Additionally, for a period of time, the team had to support both configurations:

• the original, manually maintained Xcode setup, and
• the new Tuist-generated structure.

Maintaining two parallel configurations introduced overhead in CI, onboarding, and day-to-day development. This transitional phase required careful coordination and discipline to avoid divergence between setups.

As with most architectural migrations, the long-term gains only materialize after this temporary investment.

Debugging limitations with cached binaries

Binary caching significantly improves build times, but it changes certain debugging behaviors.

When a module is fetched from cache as a precompiled binary:

• The debugger may occasionally struggle to infer types correctly.
• Printing properties or inspecting complex objects can sometimes fail.
• Stepping through implementation details is limited if source code is not available in the generated project.

Additionally, if a module is fully cached and not generated as source in the local workspace, its source files are not directly visible in Xcode. While this is expected behavior for binary artifacts, it can temporarily slow down debugging workflows when deeper inspection is needed.

In practice, these situations can be resolved by disabling cache for specific modules during development or forcing a local rebuild. However, it is an important trade-off to acknowledge: faster builds sometimes come at the cost of deeper runtime introspection.

Perspective

None of these challenges were blockers, but they required awareness and team alignment. Tuist is not "magic build speed for free." It is infrastructure, and infrastructure demands understanding.

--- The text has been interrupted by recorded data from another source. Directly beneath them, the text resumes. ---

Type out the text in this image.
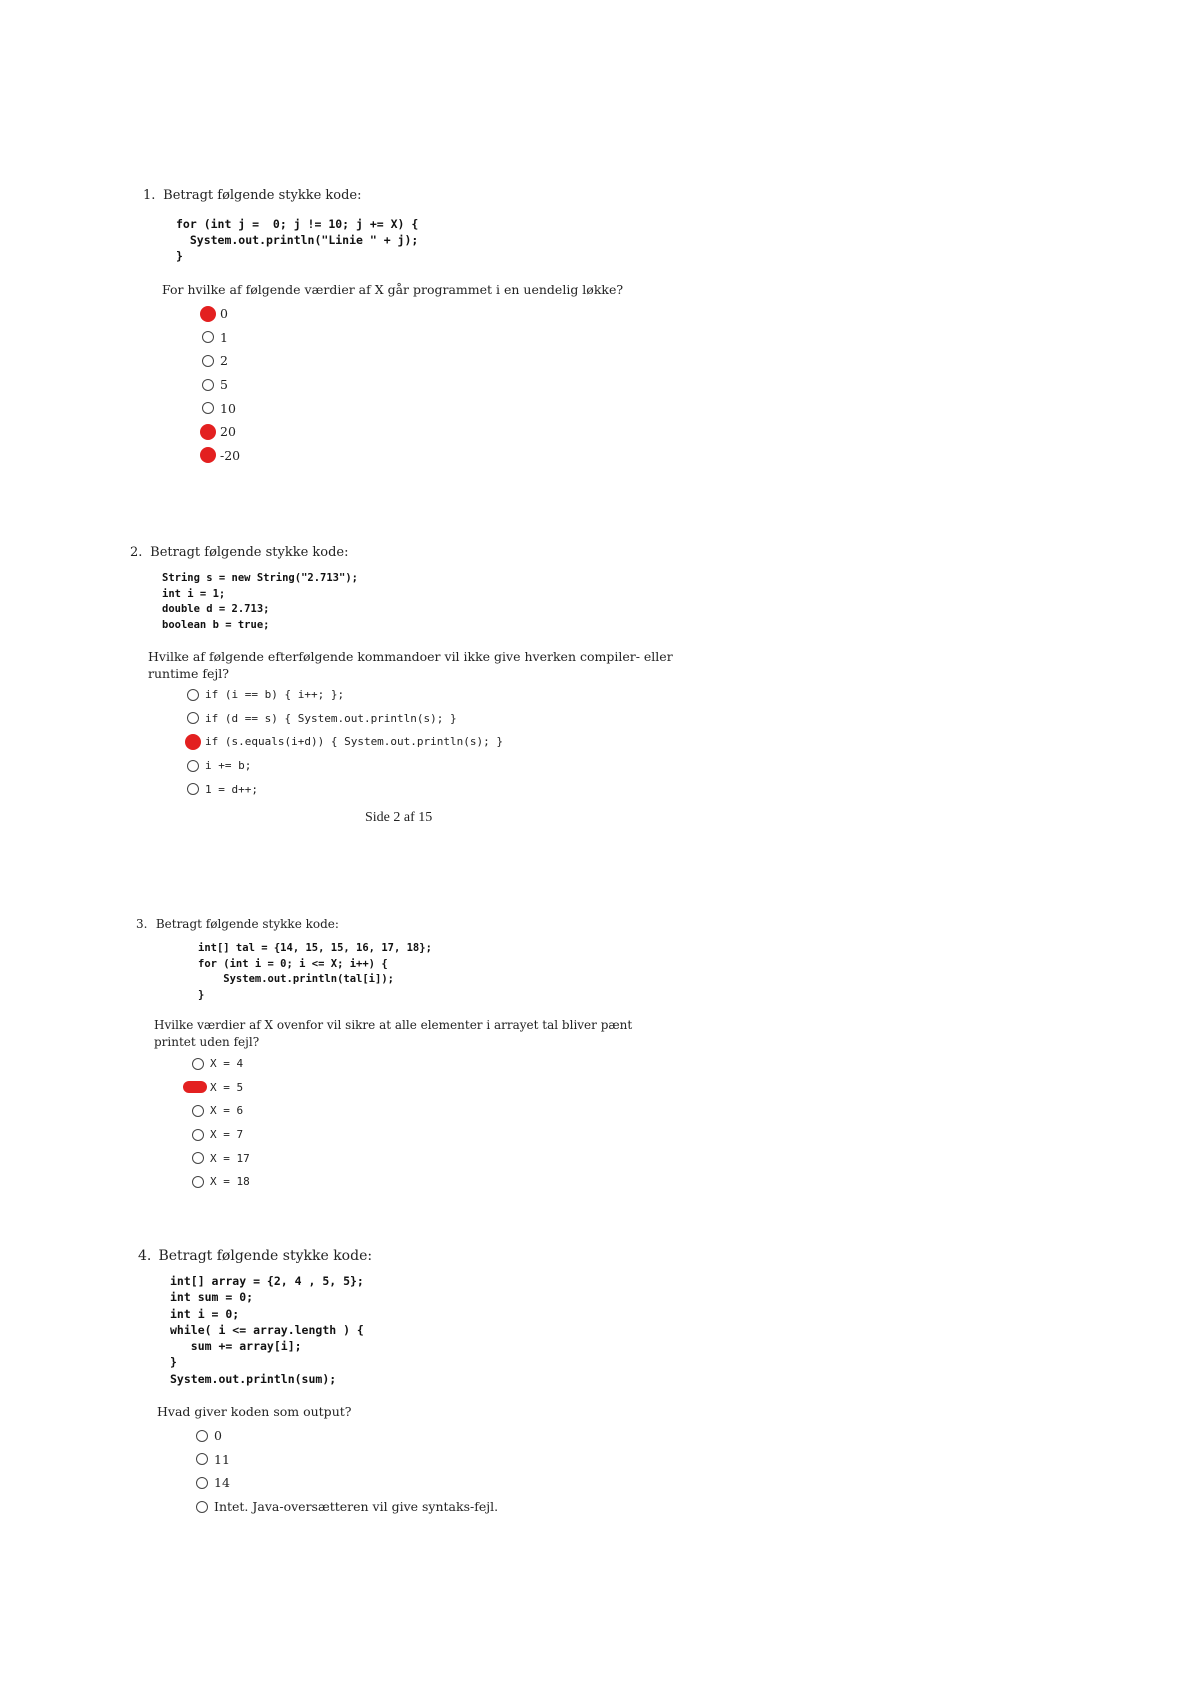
1. Betragt følgende stykke kode:
for (int j =  0; j != 10; j += X) {
System.out.println("Linie " + j);
}
For hvilke af følgende værdier af X går programmet i en uendelig løkke?
0
1
2
5
10
20
-20
2. Betragt følgende stykke kode:
String s = new String("2.713");
int i = 1;
double d = 2.713;
boolean b = true;
Hvilke af følgende efterfølgende kommandoer vil ikke give hverken compiler- eller runtime fejl?
if (i == b) { i++; };
if (d == s) { System.out.println(s); }
if (s.equals(i+d)) { System.out.println(s); }
i += b;
1 = d++;
Side 2 af 15
3. Betragt følgende stykke kode:
int[] tal = {14, 15, 15, 16, 17, 18};
for (int i = 0; i <= X; i++) {
System.out.println(tal[i]);
}
Hvilke værdier af X ovenfor vil sikre at alle elementer i arrayet tal bliver pænt printet uden fejl?
X = 4
X = 5
X = 6
X = 7
X = 17
X = 18
4. Betragt følgende stykke kode:
int[] array = {2, 4 , 5, 5};
int sum = 0;
int i = 0;
while( i <= array.length ) {
sum += array[i];
}
System.out.println(sum);
Hvad giver koden som output?
0
11
14
Intet. Java-oversætteren vil give syntaks-fejl.
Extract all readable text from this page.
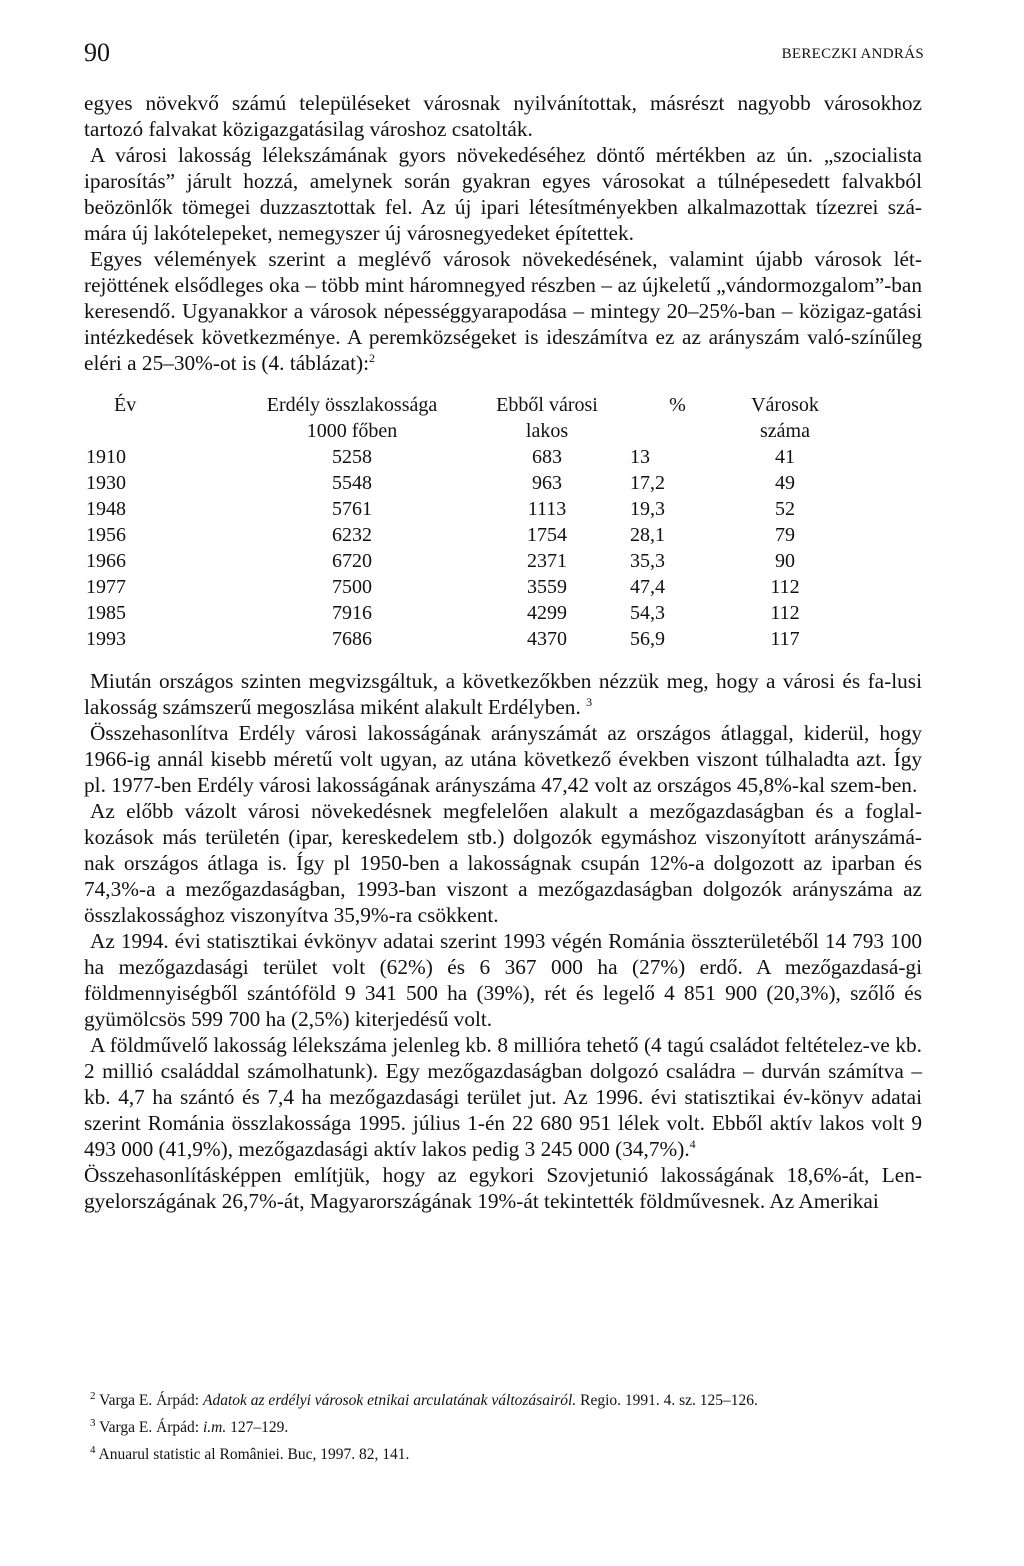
90	BERECZKI ANDRÁS

egyes növekvő számú településeket városnak nyilvánítottak, másrészt nagyobb városokhoz tartozó falvakat közigazgatásilag városhoz csatolták.

A városi lakosság lélekszámának gyors növekedéséhez döntő mértékben az ún. „szocialista iparosítás” járult hozzá, amelynek során gyakran egyes városokat a túlnépesedett falvakból beözönlők tömegei duzzasztottak fel. Az új ipari létesítményekben alkalmazottak tízezrei szá-mára új lakótelepeket, nemegyszer új városnegyedeket építettek.

Egyes vélemények szerint a meglévő városok növekedésének, valamint újabb városok lét-rejöttének elsődleges oka – több mint háromnegyed részben – az újkeletű „vándormozgalom”-ban keresendő. Ugyanakkor a városok népességgyarapodása – mintegy 20–25%-ban – közigaz-gatási intézkedések következménye. A peremközségeket is ideszámítva ez az arányszám való-színűleg eléri a 25–30%-ot is (4. táblázat):$^2$

Év	Erdély összlakossága	Ebből városi	%	Városok
	1000 főben	lakos		száma
1910	5258	683	13	41
1930	5548	963	17,2	49
1948	5761	1113	19,3	52
1956	6232	1754	28,1	79
1966	6720	2371	35,3	90
1977	7500	3559	47,4	112
1985	7916	4299	54,3	112
1993	7686	4370	56,9	117

Miután országos szinten megvizsgáltuk, a következőkben nézzük meg, hogy a városi és fa-lusi lakosság számszerű megoszlása miként alakult Erdélyben. $^3$

Összehasonlítva Erdély városi lakosságának arányszámát az országos átlaggal, kiderül, hogy 1966-ig annál kisebb méretű volt ugyan, az utána következő években viszont túlhaladta azt. Így pl. 1977-ben Erdély városi lakosságának arányszáma 47,42 volt az országos 45,8%-kal szem-ben.

Az előbb vázolt városi növekedésnek megfelelően alakult a mezőgazdaságban és a foglal-kozások más területén (ipar, kereskedelem stb.) dolgozók egymáshoz viszonyított arányszámá-nak országos átlaga is. Így pl 1950-ben a lakosságnak csupán 12%-a dolgozott az iparban és 74,3%-a a mezőgazdaságban, 1993-ban viszont a mezőgazdaságban dolgozók arányszáma az összlakossághoz viszonyítva 35,9%-ra csökkent.

Az 1994. évi statisztikai évkönyv adatai szerint 1993 végén Románia összterületéből 14 793 100 ha mezőgazdasági terület volt (62%) és 6 367 000 ha (27%) erdő. A mezőgazdasá-gi földmennyiségből szántóföld 9 341 500 ha (39%), rét és legelő 4 851 900 (20,3%), szőlő és gyümölcsös 599 700 ha (2,5%) kiterjedésű volt.

A földművelő lakosság lélekszáma jelenleg kb. 8 millióra tehető (4 tagú családot feltételez-ve kb. 2 millió családdal számolhatunk). Egy mezőgazdaságban dolgozó családra – durván számítva – kb. 4,7 ha szántó és 7,4 ha mezőgazdasági terület jut. Az 1996. évi statisztikai év-könyv adatai szerint Románia összlakossága 1995. július 1-én 22 680 951 lélek volt. Ebből aktív lakos volt 9 493 000 (41,9%), mezőgazdasági aktív lakos pedig 3 245 000 (34,7%).$^4$

Összehasonlításképpen említjük, hogy az egykori Szovjetunió lakosságának 18,6%-át, Len-gyelországának 26,7%-át, Magyarországának 19%-át tekintették földművesnek. Az Amerikai

$^2$ Varga E. Árpád: Adatok az erdélyi városok etnikai arculatának változásairól. Regio. 1991. 4. sz. 125–126.
$^3$ Varga E. Árpád: i.m. 127–129.
$^4$ Anuarul statistic al României. Buc, 1997. 82, 141.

That said, once the migration stabilized, the productivity gains outweighed the temporary friction.

Conclusion

As mobile codebases grow, build performance and architectural clarity become first-class concerns. Incremental optimizations and ad-hoc solutions can help temporarily, but they rarely scale with the product and the team.

By adopting Tuist, we were able to significantly reduce build times, improve CI efficiency, and establish a scalable, code-defined project structure without abandoning Xcode or our existing Swift Package Manager setup. For us, Tuist proved to be a pragmatic and sustainable investment in developer productivity and long-term maintainability.

Treat for the curious

For teams integrating Tuist, I strongly recommend adding the following command to your PR workflows:

tuist inspect implicit-imports

Why?

In day-to-day development, it's easy to add a new import statement to a file and forget to declare the corresponding dependency in the Tuist manifest.

Xcode will not necessarily complain. As long as the referenced framework exists somewhere in the search path, the import may compile successfully. From Xcode's perspective, everything looks fine.

However, Tuist relies on an explicitly declared dependency graph. If a dependency is not declared in the manifest:

• Tuist does not "see" the relationship.
• Selective testing may skip tests that should actually run.
• Binary caching may produce incorrect reuse decisions.
• The dependency graph becomes subtly inconsistent.

The implicit-imports inspection command detects exactly this scenario. It verifies that all imports are backed by explicitly declared dependencies and fails fast when the graph and the source code diverge.

In other words: it protects the integrity of your modular architecture.

When working with build graph–aware tooling like Tuist, correctness of the dependency graph is not optional, it is foundational. Adding this lint step to your PR pipeline is a small investment that prevents subtle, hard-to-debug issues later.